My mom was a full-time mom (homemaker) until I reached school age. In our earlier years, my dad, who was in the military, travelled often and worked graveyard shifts. The woman also ran an in-home day care while simultaneously raising two children of her own! Outside from the fact that this makes her a certifiable lunatic (kidding), she was equally every bit super human. Or drone…The verdict’s still out. Things that my mom seemed to handle gracefully back then, I find myself coming unravelled at. She never seemed to be in short supply of patience, and I don't recall her ever needing “a break”. I found myself asking her one day, “how did you do it without needing time for yourself?” But as any good mom would, she reminded me that I am not her and there’s no need to be. Furthermore, my children are not my brother and I. The reality is, her system worked because it was how she wanted to parent. She operated in a way that she was comfortable and could manage (and for the record she did take "me time" just in different forms. Nap time was her friend). Mom also her fair share of flaws and moments of “oops” and “oh well”, and even she was not without help. There was a community of friends adopted as family and decorated as uncles and aunties for my brother and I, that helped and supported both her and my father as parents.
No two parents or their strategies are alike. I have to be mindful of that, especially when I find myself trying to measure up to the imaginary expectation of being like mom. What’s important is loving my children, showing up for them daily, and giving them my best. Even in the mistakes, love is evident, because it means we’re putting forth the willingness to try. We won’t get it right every time. I honestly believe that’s why God doesn't allow us to recollect much beyond the age of 3 or 4. It’s the “get-it-together” period for parents ha! And if you're blessed to have a great example of parenting in your life - your own parents, friends, neighbors, or otherwise - tap into their knowledge. Use their wisdom and experiences as guidelines. Their mistakes, as your learning curve, but remember to ultimately make the parenting experience your own.
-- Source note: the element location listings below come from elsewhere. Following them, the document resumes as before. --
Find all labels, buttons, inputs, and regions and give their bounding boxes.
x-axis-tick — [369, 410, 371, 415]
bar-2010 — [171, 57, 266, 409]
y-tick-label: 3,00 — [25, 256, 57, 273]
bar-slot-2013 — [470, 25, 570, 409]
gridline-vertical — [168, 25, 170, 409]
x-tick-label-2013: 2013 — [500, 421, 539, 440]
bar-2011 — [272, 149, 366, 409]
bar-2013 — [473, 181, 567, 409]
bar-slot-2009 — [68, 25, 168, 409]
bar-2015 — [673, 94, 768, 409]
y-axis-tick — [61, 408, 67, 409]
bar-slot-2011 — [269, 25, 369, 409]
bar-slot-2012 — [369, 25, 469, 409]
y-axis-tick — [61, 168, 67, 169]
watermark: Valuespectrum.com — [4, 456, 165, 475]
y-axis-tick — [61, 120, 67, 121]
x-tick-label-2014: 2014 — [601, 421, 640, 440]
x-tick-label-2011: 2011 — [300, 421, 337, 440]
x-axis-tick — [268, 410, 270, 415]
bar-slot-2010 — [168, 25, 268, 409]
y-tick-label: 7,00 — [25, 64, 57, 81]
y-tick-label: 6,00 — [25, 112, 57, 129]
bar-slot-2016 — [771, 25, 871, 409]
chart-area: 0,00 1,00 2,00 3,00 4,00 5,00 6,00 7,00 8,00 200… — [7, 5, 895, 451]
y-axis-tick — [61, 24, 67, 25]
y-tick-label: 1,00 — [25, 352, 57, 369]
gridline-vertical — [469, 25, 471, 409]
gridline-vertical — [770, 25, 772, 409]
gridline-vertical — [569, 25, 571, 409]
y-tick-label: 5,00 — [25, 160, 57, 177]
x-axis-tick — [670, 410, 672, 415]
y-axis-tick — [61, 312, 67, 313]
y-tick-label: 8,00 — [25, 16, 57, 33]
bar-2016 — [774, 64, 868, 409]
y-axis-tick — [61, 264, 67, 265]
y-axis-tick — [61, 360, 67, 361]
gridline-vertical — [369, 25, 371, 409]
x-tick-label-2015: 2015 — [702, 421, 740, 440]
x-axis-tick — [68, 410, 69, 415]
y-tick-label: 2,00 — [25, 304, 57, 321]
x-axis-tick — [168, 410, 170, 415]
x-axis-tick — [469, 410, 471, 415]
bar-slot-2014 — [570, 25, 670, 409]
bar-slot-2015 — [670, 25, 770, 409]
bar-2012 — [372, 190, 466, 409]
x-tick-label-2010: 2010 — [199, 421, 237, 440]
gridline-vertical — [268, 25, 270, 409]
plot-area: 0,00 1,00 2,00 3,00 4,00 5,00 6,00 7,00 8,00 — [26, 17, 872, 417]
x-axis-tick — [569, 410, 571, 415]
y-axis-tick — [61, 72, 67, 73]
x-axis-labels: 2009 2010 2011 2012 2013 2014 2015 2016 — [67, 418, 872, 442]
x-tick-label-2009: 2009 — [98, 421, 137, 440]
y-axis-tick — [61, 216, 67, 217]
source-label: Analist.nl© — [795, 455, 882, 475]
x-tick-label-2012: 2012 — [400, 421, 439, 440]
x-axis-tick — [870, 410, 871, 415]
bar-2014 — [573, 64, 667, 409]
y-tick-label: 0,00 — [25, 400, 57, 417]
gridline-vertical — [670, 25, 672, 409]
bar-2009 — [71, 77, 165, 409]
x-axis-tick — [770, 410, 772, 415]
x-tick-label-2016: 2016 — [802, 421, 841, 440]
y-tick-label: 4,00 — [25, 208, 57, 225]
For me and my crew, rather than 7pm, bedtime looks more like 8:30…ish. Co-sleeping at 3 is a thing. Midday dance parties are nonnegotiable. And while I’m equally passionate about manners and kind and loving hearts, sitting on tabletops to help mama cook and the occasional bed jumping session, may or may not receive an approving nod. But I'm fully aware of my limitations and I find taking breaks for self care imperative. I can’t be the best mom for my children and attend to their needs unless I’m also adhering to my own. If the same holds true for you, take a moment when, and where you need to. Invest in yourself. A mentally, spiritually, and physically healthy mom and/or dad is the foundation to great parenting. I've learned that I don't have to have it all together all the time, and the best teacher I know agrees. Parenting your way, even when it differs from the best role models, doesn't make you weak, selfish, or negligent. If anything it makes you all the more amazing because you’re following your heart, doing what comes naturally, and that’s authentic. Last week, for the first time as a mother, I rung in the new year childless and without abandon. I took a moment for me and brought in 2017 albeit low key, but over good food, great friends, and engulfed in laughter and love. I set the tone of rejuvenation for the year. Thats mothering in a way thats my own, and I’m ok with that. Happy New Year!!!!